When it comes to federal student loans, some income-based payment plans would limit your monthly payment to 15% of your discretionary income.
Discretionary income is defined as the amount by which the adjusted gross income exceeds 150% of the poverty line. The poverty line is based on the family’s size and the state of residence.
The pay-as-you-earn repayment plan is 10%, so the monthly payments are one-third lower for borrowers under pay-as-you-earn repayment, sometimes called PAYER.
Income-based repayment plans forgive remaining debt after 25 years in repayment; PAYER after 20 years.
One can compare options with a repayment estimator at StudentLoans.gov.

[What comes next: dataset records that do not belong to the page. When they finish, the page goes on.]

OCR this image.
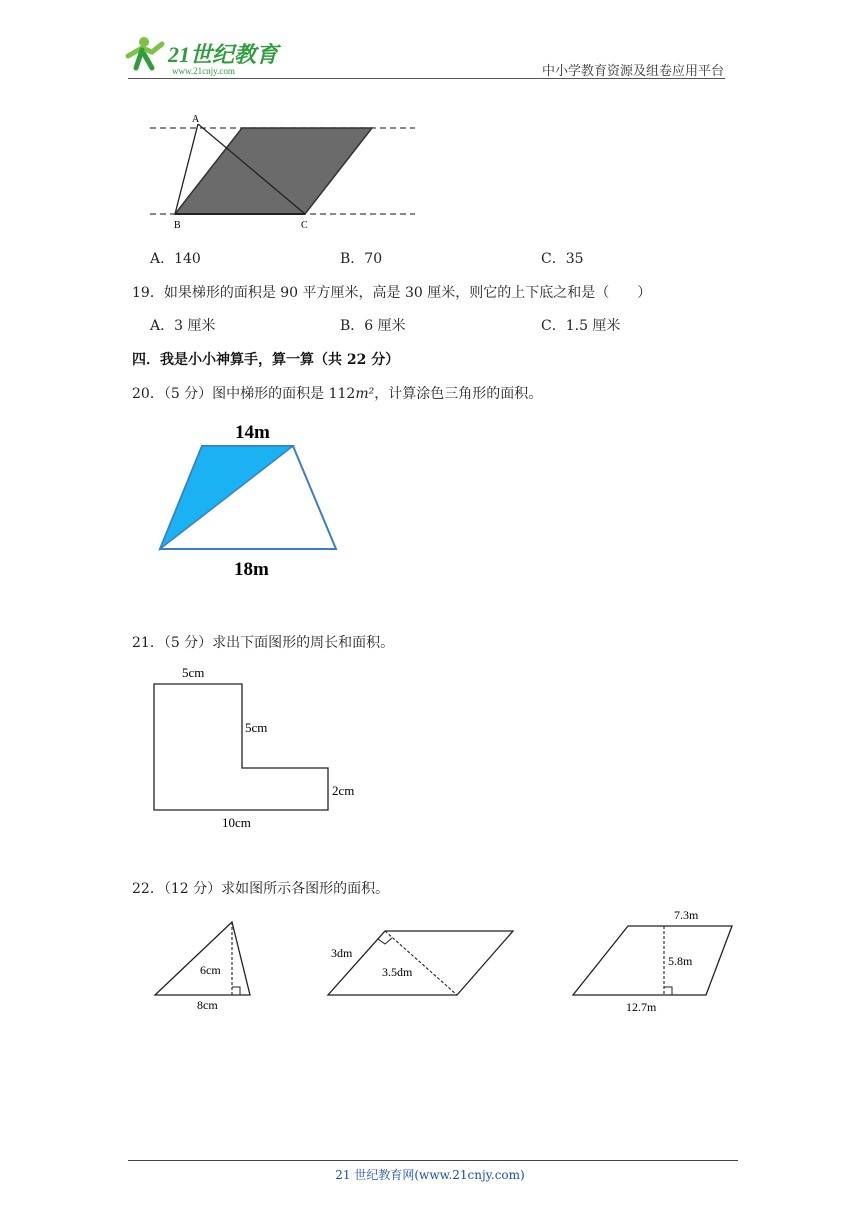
21世纪教育
www.21cnjy.com	中小学教育资源及组卷应用平台
A
B	C
A．140	B．70	C．35
19．如果梯形的面积是 90 平方厘米，高是 30 厘米，则它的上下底之和是（　　）
A．3 厘米	B．6 厘米	C．1.5 厘米
四．我是小小神算手，算一算（共 22 分）
20．（5 分）图中梯形的面积是 112m²，计算涂色三角形的面积。
14m
18m
21．（5 分）求出下面图形的周长和面积。
5cm
5cm
2cm
10cm
22．（12 分）求如图所示各图形的面积。
6cm
8cm
3dm
3.5dm
7.3m
5.8m
12.7m
21 世纪教育网(www.21cnjy.com)
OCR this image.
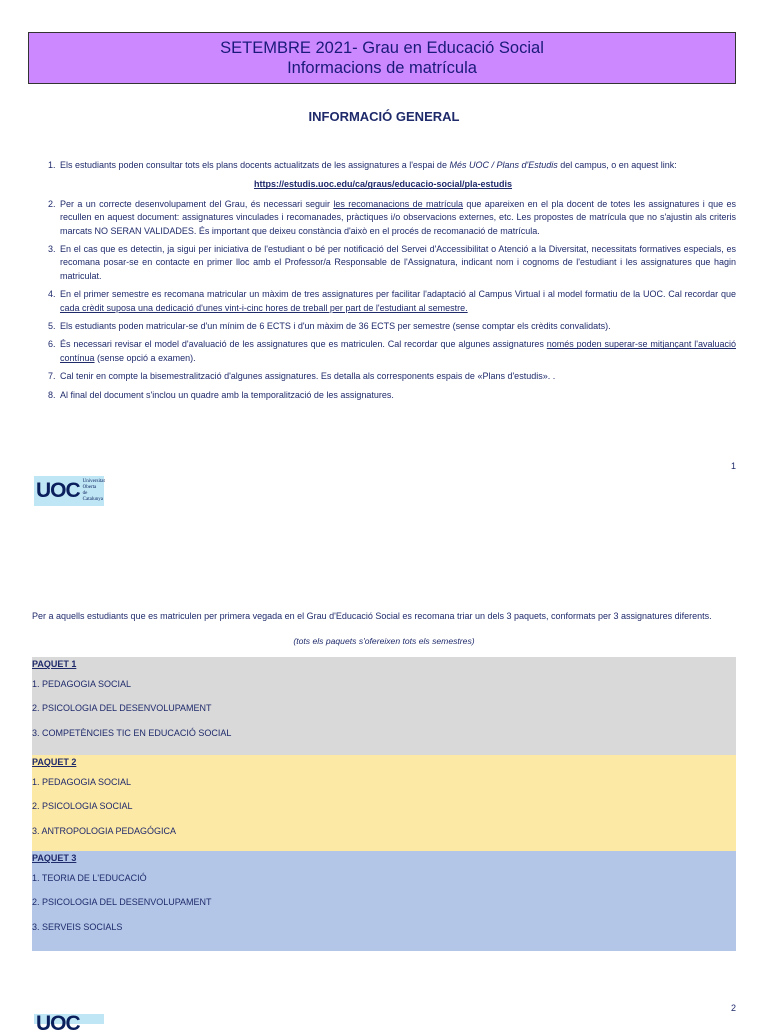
SETEMBRE 2021- Grau en Educació Social
Informacions de matrícula
INFORMACIÓ GENERAL
1. Els estudiants poden consultar tots els plans docents actualitzats de les assignatures a l'espai de Més UOC / Plans d'Estudis del campus, o en aquest link:
https://estudis.uoc.edu/ca/graus/educacio-social/pla-estudis
2. Per a un correcte desenvolupament del Grau, és necessari seguir les recomanacions de matrícula que apareixen en el pla docent de totes les assignatures i que es recullen en aquest document: assignatures vinculades i recomanades, pràctiques i/o observacions externes, etc. Les propostes de matrícula que no s'ajustin als criteris marcats NO SERAN VALIDADES. És important que deixeu constància d'això en el procés de recomanació de matrícula.
3. En el cas que es detectin, ja sigui per iniciativa de l'estudiant o bé per notificació del Servei d'Accessibilitat o Atenció a la Diversitat, necessitats formatives especials, es recomana posar-se en contacte en primer lloc amb el Professor/a Responsable de l'Assignatura, indicant nom i cognoms de l'estudiant i les assignatures que hagin matriculat.
4. En el primer semestre es recomana matricular un màxim de tres assignatures per facilitar l'adaptació al Campus Virtual i al model formatiu de la UOC. Cal recordar que cada crèdit suposa una dedicació d'unes vint-i-cinc hores de treball per part de l'estudiant al semestre.
5. Els estudiants poden matricular-se d'un mínim de 6 ECTS i d'un màxim de 36 ECTS per semestre (sense comptar els crèdits convalidats).
6. És necessari revisar el model d'avaluació de les assignatures que es matriculen. Cal recordar que algunes assignatures només poden superar-se mitjançant l'avaluació contínua (sense opció a examen).
7. Cal tenir en compte la bisemestralització d'algunes assignatures. Es detalla als corresponents espais de «Plans d'estudis». .
8. Al final del document s'inclou un quadre amb la temporalització de les assignatures.
1
UOC Universitat
Oberta
de Catalunya
Per a aquells estudiants que es matriculen per primera vegada en el Grau d'Educació Social es recomana triar un dels 3 paquets, conformats per 3 assignatures diferents.
(tots els paquets s'ofereixen tots els semestres)
PAQUET 1
1. PEDAGOGIA SOCIAL
2. PSICOLOGIA DEL DESENVOLUPAMENT
3. COMPETÈNCIES TIC EN EDUCACIÓ SOCIAL
PAQUET 2
1. PEDAGOGIA SOCIAL
2. PSICOLOGIA SOCIAL
3. ANTROPOLOGIA PEDAGÓGICA
PAQUET 3
1. TEORIA DE L'EDUCACIÓ
2. PSICOLOGIA DEL DESENVOLUPAMENT
3. SERVEIS SOCIALS
2
UOC
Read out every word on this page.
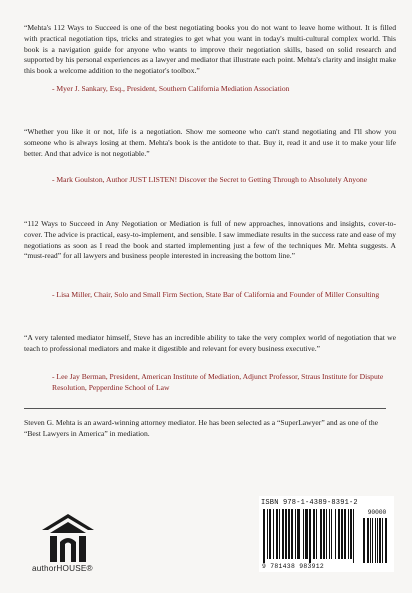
“Mehta's 112 Ways to Succeed is one of the best negotiating books you do not want to leave home without. It is filled with practical negotiation tips, tricks and strategies to get what you want in today's multi-cultural complex world. This book is a navigation guide for anyone who wants to improve their negotiation skills, based on solid research and supported by his personal experiences as a lawyer and mediator that illustrate each point. Mehta's clarity and insight make this book a welcome addition to the negotiator's toolbox.”

- Myer J. Sankary, Esq., President, Southern California Mediation Association

“Whether you like it or not, life is a negotiation. Show me someone who can't stand negotiating and I'll show you someone who is always losing at them. Mehta's book is the antidote to that. Buy it, read it and use it to make your life better. And that advice is not negotiable.”

- Mark Goulston, Author JUST LISTEN! Discover the Secret to Getting Through to Absolutely Anyone

“112 Ways to Succeed in Any Negotiation or Mediation is full of new approaches, innovations and insights, cover-to-cover. The advice is practical, easy-to-implement, and sensible. I saw immediate results in the success rate and ease of my negotiations as soon as I read the book and started implementing just a few of the techniques Mr. Mehta suggests. A “must-read” for all lawyers and business people interested in increasing the bottom line.”

- Lisa Miller, Chair, Solo and Small Firm Section, State Bar of California and Founder of Miller Consulting

“A very talented mediator himself, Steve has an incredible ability to take the very complex world of negotiation that we teach to professional mediators and make it digestible and relevant for every business executive.”

- Lee Jay Berman, President, American Institute of Mediation, Adjunct Professor, Straus Institute for Dispute Resolution, Pepperdine School of Law

Steven G. Mehta is an award-winning attorney mediator. He has been selected as a “SuperLawyer” and as one of the “Best Lawyers in America” in mediation.

authorHOUSE®
ISBN 978-1-4389-8391-2
9 781438 983912
90000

You’d be able to use the calculator to estimate initial monthly payments, repayment plan eligibility, repayment plan cost comparisons, and total interest paid. To use the repayment estimator, you need your Federal Student Aid ID.
“One of the more generous real loan forgiveness programs is Public Service Loan Forgiveness, which is available to federal student loan borrowers who work full-time in a public service job,” Kantrowitz said.
He noted that public service includes military, police, fire, EMT, public school teachers, social workers, public librarians, and others.
The borrower also must make 10 years or 120 payments in the Direct Loan program, while working full time in public service to qualify.
Those who are struggling to repay their debt would be better served by studying what’s really available. The most common myth is that $45,000 of federal student loan debt will be cancelled after 20 years in repayment provided that the borrower has repaid at least 10% of the balance. Not true, Kantrowitz said.
None of the real loan forgiveness options are called “Obama Student Loan Forgiveness,” Kantrowitz said.